Must the dispute pre-date the demand notice?
Yes. The dispute that bars a Section 9 application must be a pre-existing one that arose before the Section 8 notice; a debtor cannot fabricate a dispute for the first time in reply. In K. Kishan v. Vijay Nirman Co. (P) Ltd., (2018) 17 SCC 662, a pending Section 34 challenge to an arbitral award was held to be such a pre-existing dispute, barring CIRP.
Can a lawyer issue the Section 8 demand notice?
Yes. In Macquarie Bank Ltd. v. Shilpi Cable Technologies Ltd., (2018) 2 SCC 674, the Supreme Court held that a lawyer or authorised agent acting on the instructions of the operational creditor may validly issue the demand notice, reading Sections 8 and 9 with Section 30 of the Advocates Act, 1961. The agent must, however, hold authority from the creditor.
Is the financial-institution certificate under Section 9(3)(c) compulsory?
No. Macquarie Bank Ltd. v. Shilpi Cable Technologies Ltd., (2018) 2 SCC 674, held Section 9(3)(c) to be directory, not mandatory. The certificate is one means of proving non-payment; a creditor who cannot obtain it — for instance, one banking abroad — may establish default through other documents.
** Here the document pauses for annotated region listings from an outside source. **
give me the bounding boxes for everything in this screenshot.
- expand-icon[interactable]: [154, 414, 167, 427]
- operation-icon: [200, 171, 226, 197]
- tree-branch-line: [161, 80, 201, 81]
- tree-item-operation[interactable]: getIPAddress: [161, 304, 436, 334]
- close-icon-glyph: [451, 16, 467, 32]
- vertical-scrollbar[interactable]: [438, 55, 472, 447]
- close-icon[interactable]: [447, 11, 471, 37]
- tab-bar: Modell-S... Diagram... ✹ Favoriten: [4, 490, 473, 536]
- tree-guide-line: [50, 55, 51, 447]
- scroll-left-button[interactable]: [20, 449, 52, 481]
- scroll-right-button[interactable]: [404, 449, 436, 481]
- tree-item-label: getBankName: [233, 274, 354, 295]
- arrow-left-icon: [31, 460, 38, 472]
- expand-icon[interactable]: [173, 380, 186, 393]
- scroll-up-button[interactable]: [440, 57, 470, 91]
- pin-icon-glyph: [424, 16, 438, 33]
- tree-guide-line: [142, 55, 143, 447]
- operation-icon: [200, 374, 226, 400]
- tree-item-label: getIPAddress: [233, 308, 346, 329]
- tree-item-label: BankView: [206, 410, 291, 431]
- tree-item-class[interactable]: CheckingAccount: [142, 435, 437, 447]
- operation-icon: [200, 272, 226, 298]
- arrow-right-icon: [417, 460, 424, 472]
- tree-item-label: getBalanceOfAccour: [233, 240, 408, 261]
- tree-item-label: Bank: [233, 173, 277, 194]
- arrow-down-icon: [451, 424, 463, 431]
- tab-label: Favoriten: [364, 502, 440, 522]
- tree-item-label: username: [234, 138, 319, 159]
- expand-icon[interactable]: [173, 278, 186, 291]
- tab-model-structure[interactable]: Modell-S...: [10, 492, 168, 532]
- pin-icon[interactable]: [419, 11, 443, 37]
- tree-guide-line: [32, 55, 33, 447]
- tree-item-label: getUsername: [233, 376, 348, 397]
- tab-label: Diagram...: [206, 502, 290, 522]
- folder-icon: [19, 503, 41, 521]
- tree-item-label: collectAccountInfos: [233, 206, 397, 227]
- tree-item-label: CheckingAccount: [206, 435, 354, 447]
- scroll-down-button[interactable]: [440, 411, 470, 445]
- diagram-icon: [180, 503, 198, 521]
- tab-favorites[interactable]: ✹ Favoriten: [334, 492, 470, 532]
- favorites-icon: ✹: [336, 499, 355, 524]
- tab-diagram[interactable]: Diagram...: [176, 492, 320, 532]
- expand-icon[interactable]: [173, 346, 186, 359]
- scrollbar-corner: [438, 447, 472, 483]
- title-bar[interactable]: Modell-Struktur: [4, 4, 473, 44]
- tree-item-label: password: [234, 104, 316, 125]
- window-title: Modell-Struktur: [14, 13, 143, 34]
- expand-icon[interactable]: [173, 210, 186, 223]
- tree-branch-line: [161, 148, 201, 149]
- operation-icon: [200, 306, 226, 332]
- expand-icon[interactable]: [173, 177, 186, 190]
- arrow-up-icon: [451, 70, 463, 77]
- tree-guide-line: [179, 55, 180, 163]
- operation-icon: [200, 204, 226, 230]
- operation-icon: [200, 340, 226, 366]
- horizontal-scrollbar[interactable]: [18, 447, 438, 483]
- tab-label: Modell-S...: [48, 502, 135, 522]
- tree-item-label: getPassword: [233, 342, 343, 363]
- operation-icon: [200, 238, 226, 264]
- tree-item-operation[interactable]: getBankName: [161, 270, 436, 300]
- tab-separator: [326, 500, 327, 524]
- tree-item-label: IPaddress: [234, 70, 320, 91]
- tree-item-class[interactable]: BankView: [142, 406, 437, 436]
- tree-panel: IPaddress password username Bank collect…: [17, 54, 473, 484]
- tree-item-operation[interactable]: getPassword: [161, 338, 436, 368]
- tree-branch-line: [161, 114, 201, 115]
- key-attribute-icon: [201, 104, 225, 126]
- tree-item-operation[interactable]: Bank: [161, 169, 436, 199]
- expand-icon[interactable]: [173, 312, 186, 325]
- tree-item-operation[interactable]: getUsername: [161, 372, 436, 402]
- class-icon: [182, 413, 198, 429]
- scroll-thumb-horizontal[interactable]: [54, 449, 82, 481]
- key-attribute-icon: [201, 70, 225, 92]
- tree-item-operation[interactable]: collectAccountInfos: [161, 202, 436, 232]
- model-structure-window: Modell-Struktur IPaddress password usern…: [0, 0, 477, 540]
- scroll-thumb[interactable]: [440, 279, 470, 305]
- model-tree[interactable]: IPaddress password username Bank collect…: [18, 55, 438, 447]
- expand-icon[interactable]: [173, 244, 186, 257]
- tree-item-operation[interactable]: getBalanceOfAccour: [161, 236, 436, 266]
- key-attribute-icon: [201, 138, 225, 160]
What is the minimum default amount for an operational creditor's application?
Under Section 4, the threshold is one crore rupees for applications filed on or after 24 March 2020, raised from one lakh rupees by Notification S.O. 1205(E). A Section 9 application for a default below one crore is not maintainable, and the operational creditor must pursue ordinary civil remedies instead.